Publicada em edição extra do "Diário Oficial" da União, MP 668, transformada na lei 13.137/2015, eleva o PIS/PASEP de 1,6% para 2,1%, enquanto a alíquota de Cofins passa de 7,6% para 9,65%. Isso significa que, ao trazer um produto de fora para o país, a taxa a ser paga passa de 9,25% para 11,75%. A medida atinge diretamente qualquer item, desde bebidas, cosméticos, produtos farmacêuticos e claro, dispositivos eletrônicos.

A medida entra em vigor em três meses, e faz parte do ajuste fiscal lançado pelo governo para reduzir os gastos públicos. Com as mudanças, a expectativa é arrecadar mais de R$ 1 bilhão por ano.

Além disso, o texto sancionado mantém imunidade tributária às igrejas evangélicas, garantindo anistia de multas aplicadas pela Receita Federal que podem chegar a R$ 200 milhões.
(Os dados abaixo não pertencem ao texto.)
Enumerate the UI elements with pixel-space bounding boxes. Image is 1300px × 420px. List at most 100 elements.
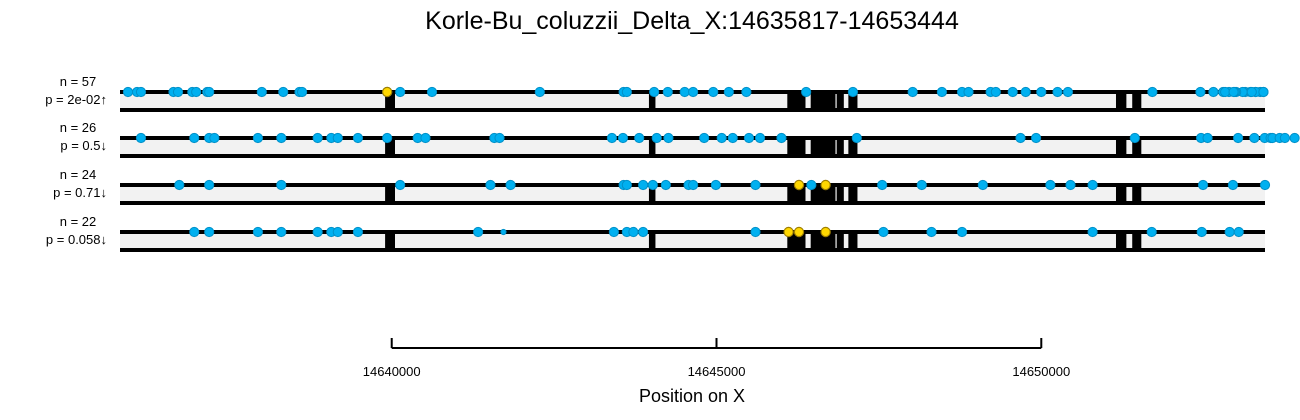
track-n-label: n = 22 xyxy=(60,214,97,229)
exon-block xyxy=(648,232,656,250)
exon-block xyxy=(824,185,836,203)
variant-point xyxy=(209,132,220,144)
variant-point xyxy=(352,226,364,238)
variant-point xyxy=(1015,132,1026,144)
variant-point xyxy=(382,132,393,144)
variant-point xyxy=(754,132,766,144)
variant-point xyxy=(688,179,699,191)
variant-point xyxy=(963,86,974,98)
exon-block xyxy=(1115,232,1127,250)
variant-point xyxy=(1147,86,1158,98)
track-p-label: p = 0.058↓ xyxy=(46,232,107,247)
variant-point xyxy=(750,179,761,191)
exon-block xyxy=(1115,185,1127,203)
variant-point xyxy=(1065,179,1076,191)
variant-point xyxy=(1289,132,1300,144)
variant-point xyxy=(485,179,496,191)
variant-point xyxy=(204,226,215,238)
variant-point xyxy=(977,179,988,191)
variant-point xyxy=(634,132,645,144)
variant-point xyxy=(926,226,937,238)
variant-point xyxy=(1195,86,1206,98)
variant-point xyxy=(1249,132,1260,144)
variant-point xyxy=(649,86,660,98)
variant-point xyxy=(473,226,484,238)
track-n-label: n = 57 xyxy=(60,74,97,89)
variant-point xyxy=(801,86,812,98)
variant-point xyxy=(1045,179,1056,191)
variant-point xyxy=(122,86,134,98)
exon-block xyxy=(648,138,656,156)
variant-point xyxy=(1197,179,1209,191)
variant-point xyxy=(679,86,690,98)
track-band xyxy=(120,232,1265,250)
variant-point xyxy=(296,86,308,98)
track-n-label: n = 26 xyxy=(60,120,97,135)
variant-point xyxy=(1020,86,1031,98)
variant-point xyxy=(1052,86,1063,98)
variant-point xyxy=(534,86,545,98)
variant-point xyxy=(1196,226,1207,238)
variant-point xyxy=(907,86,918,98)
variant-point xyxy=(1062,86,1074,98)
exon-block xyxy=(385,232,395,250)
variant-point xyxy=(420,132,431,144)
track-band xyxy=(120,185,1265,203)
exon-block xyxy=(836,138,844,156)
variant-point xyxy=(877,179,888,191)
variant-point xyxy=(727,132,738,144)
variant-point xyxy=(1030,132,1042,144)
variant-point xyxy=(189,226,200,238)
variant-point xyxy=(608,226,619,238)
track-3: n = 24 p = 0.71↓ xyxy=(53,167,1271,205)
exon-block xyxy=(648,185,656,203)
exon-block xyxy=(385,92,395,110)
variant-point xyxy=(395,179,406,191)
exon-block xyxy=(824,138,836,156)
variant-point xyxy=(135,86,147,98)
exon-block xyxy=(848,138,858,156)
highlight-point xyxy=(793,226,805,238)
variant-point xyxy=(276,179,287,191)
variant-point xyxy=(352,132,364,144)
variant-point xyxy=(916,179,927,191)
variant-point xyxy=(1036,86,1047,98)
variant-point xyxy=(252,132,264,144)
exon-block xyxy=(787,92,806,110)
variant-point xyxy=(621,179,632,191)
x-tick-label: 14645000 xyxy=(688,364,746,379)
variant-point xyxy=(638,179,649,191)
exon-block xyxy=(824,92,836,110)
variant-point xyxy=(956,226,968,238)
x-axis-label: Position on X xyxy=(639,386,745,406)
variant-point xyxy=(1279,132,1290,144)
x-tick-label: 14650000 xyxy=(1012,364,1070,379)
variant-point xyxy=(252,226,264,238)
variant-point xyxy=(189,132,200,144)
variant-point xyxy=(708,86,719,98)
variant-point xyxy=(647,179,658,191)
variant-point xyxy=(312,132,323,144)
variant-point xyxy=(699,132,710,144)
variant-point xyxy=(1202,132,1213,144)
variant-point xyxy=(191,86,202,98)
tracks-layer: n = 57 p = 2e-02↑ n = 26 p = 0.5↓ n = 24 p = … xyxy=(45,74,1300,252)
exon-block xyxy=(1115,92,1127,110)
variant-point xyxy=(628,226,639,238)
exon-block xyxy=(385,138,395,156)
track-n-label: n = 24 xyxy=(60,167,97,182)
variant-point xyxy=(743,132,755,144)
variant-point xyxy=(851,132,862,144)
track-p-label: p = 2e-02↑ xyxy=(45,92,107,107)
variant-point xyxy=(1228,86,1239,98)
variant-point xyxy=(505,179,516,191)
variant-point xyxy=(688,86,699,98)
exon-block xyxy=(848,185,858,203)
exon-block xyxy=(1132,185,1142,203)
exon-block xyxy=(836,232,844,250)
variant-point xyxy=(716,132,727,144)
exon-block xyxy=(1115,138,1127,156)
variant-point xyxy=(936,86,948,98)
variant-point xyxy=(1227,179,1239,191)
x-tick-label: 14640000 xyxy=(363,364,421,379)
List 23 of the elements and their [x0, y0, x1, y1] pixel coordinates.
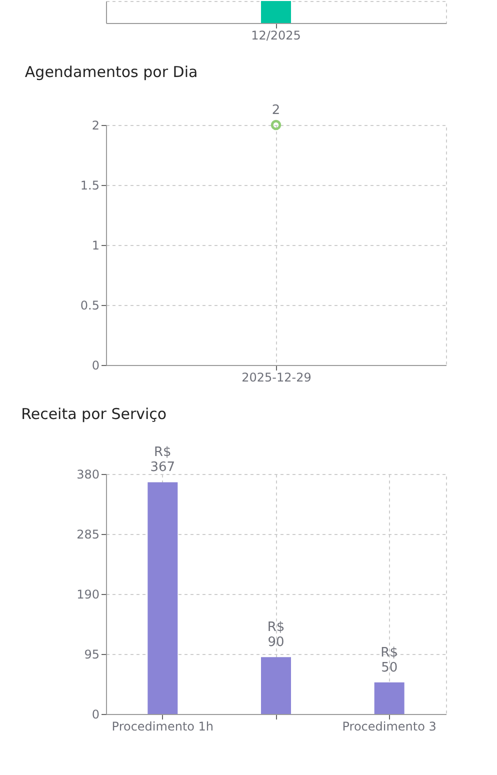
y-tick-label: 285 — [76, 528, 100, 542]
bar — [261, 657, 291, 714]
y-tick-label: 0.5 — [80, 298, 100, 312]
y-tick-label: 95 — [84, 648, 100, 662]
bar — [374, 682, 404, 714]
data-label: 2 — [272, 103, 280, 118]
y-tick-label: 0 — [92, 358, 100, 372]
x-tick-label: 12/2025 — [251, 28, 301, 42]
bar — [148, 482, 178, 714]
y-tick-label: 1 — [92, 238, 100, 252]
data-label: R$ 90 — [267, 620, 285, 650]
chart-title: Receita por Serviço — [21, 405, 167, 424]
y-tick-label: 1.5 — [80, 178, 100, 192]
y-tick-label: 2 — [92, 118, 100, 132]
y-tick-label: 190 — [76, 588, 100, 602]
chart-title: Agendamentos por Dia — [24, 63, 198, 81]
data-label: R$ 50 — [380, 645, 398, 676]
x-tick-label: Procedimento 1h — [112, 720, 214, 734]
data-label: R$ 367 — [150, 445, 176, 476]
x-tick-label: Procedimento 3 — [342, 720, 436, 734]
x-tick-label: 2025-12-29 — [242, 370, 312, 384]
y-tick-label: 380 — [76, 468, 100, 482]
y-tick-label: 0 — [92, 708, 100, 722]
O documento também libera o Congresso Nacional para fazer parcerias entre entidades públicas e privadas com o objetivo de construir um shopping center dentro do Congresso, o chamado "parlashopping" — uma das iniciativas apoiada pelo presidente da Câmara, Eduardo Cunha (PMDB-RJ).

Contudo, a presidenta Dilma vetou alguns pontos, incluindo um programa de refinanciamento de dívidas de empresas em recuperação judicial e benefícios para bancos que compraram outras instituições financeiras detentoras de títulos específicos do governo, entre eles o FCVS (Fundo de Compensação de Variações Salariais).

Vale lembrar que a Lei 13.137/2015 não afeta produtos beneficiados pela "Lei do Bem", que prevê isenção de PIS e Cofins para produtos eletrônicos fabricados no país. No caso dos smartphones, por exemplo, estão isentos os modelos com fabricação local, custo comercial de até R$ 1.500 e que incluam um pacote mínimo de aplicativos desenvolvidos em território nacional.